Amoeba Distributed Operating System
The Amoeba distributed operating system project [Tanenbaum et al., Vrije Universiteit, Amsterdam] was a research effort aimed at understanding how to connect computers together in a seemless way.
The basic idea is to provide the users with the illusion of a single powerful timesharing system, when in fact, the system is implememented on a collection of machines, potentially distributed among several countries.
This research has led to the design of the Amoeba distributed operating system, which is being used as a prototype and vehicle for further research. In this paper we will discuss the current state of the Amoeba operating system and discuss some of the lessons learnt in the course of design and implemention of the system.

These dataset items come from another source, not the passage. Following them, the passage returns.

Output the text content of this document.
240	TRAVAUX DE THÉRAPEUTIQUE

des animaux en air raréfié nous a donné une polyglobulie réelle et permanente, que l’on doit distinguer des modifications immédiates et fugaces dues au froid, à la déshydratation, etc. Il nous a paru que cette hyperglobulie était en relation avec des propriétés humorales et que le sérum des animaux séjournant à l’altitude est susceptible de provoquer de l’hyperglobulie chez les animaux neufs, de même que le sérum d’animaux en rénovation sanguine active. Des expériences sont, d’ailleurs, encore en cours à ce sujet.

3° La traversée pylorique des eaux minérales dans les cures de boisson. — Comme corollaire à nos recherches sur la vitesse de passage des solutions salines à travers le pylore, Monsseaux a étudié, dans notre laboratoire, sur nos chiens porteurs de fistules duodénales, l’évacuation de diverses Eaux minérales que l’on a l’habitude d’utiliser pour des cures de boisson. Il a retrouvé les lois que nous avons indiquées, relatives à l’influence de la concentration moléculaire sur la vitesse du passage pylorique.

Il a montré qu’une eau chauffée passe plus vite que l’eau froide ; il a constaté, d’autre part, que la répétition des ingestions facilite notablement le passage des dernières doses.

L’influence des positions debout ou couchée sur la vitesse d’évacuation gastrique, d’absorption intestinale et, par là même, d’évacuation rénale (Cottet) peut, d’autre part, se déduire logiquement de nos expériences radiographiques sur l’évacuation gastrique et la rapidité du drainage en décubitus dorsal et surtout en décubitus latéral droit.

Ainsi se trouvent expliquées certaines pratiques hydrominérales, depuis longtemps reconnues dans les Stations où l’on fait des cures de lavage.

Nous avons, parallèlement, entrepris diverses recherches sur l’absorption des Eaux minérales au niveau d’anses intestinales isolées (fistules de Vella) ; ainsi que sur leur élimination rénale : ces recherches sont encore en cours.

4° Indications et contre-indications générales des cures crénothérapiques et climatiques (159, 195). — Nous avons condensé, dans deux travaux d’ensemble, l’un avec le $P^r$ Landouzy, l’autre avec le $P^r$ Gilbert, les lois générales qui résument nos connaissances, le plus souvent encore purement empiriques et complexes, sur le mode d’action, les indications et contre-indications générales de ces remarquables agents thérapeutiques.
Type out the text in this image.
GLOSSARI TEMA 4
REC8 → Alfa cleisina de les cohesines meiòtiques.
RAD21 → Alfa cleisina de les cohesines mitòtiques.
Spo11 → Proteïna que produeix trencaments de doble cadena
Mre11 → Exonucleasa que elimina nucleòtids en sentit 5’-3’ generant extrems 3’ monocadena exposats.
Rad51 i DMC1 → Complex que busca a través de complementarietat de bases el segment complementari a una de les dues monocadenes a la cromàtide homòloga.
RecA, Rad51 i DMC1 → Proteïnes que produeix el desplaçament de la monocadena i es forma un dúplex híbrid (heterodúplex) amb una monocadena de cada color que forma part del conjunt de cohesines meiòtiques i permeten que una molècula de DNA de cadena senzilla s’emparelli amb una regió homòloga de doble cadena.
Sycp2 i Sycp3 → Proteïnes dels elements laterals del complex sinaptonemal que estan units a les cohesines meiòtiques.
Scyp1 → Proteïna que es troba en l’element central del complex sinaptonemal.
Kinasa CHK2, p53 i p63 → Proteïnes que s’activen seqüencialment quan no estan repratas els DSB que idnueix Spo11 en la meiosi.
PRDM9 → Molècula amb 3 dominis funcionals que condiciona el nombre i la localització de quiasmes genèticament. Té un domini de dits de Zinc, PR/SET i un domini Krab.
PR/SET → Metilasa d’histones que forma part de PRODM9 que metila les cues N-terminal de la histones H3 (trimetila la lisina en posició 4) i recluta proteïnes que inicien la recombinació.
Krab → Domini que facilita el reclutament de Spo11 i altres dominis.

The chief goal of the research effort is to build a distributed operating system that is transparent to the users.
This concept can best be illustrated by contrasting it with a network operating system, in which each machine retains its own identity. With a network operating system, each user logs into one specific machine, his home machine. When a program is started, it executes on the home machine, unless the user gives an explicit command to run it elsewhere. Similarly, files are local unless a remote file system is explicitly mounted or files are explicitly copied. In short, the user is clearly aware that multiple independent computers exist, and must deal with them explicitly. In a transparent distributed operating system, in contrast, users effectively log into the system as a whole, and not to a specific machine.
When a program is run, the system, not the user, decides the best place to run it. The user isnot even aware of this choice. Finally, there is a single, system wide file system. The files in a single directory may be located on different machines possibly in different countries. There is no concept of file transfer, uploading or downloading from servers, or mounting remote file systems. A file’s position in the directory hierarchy has no relation to its location.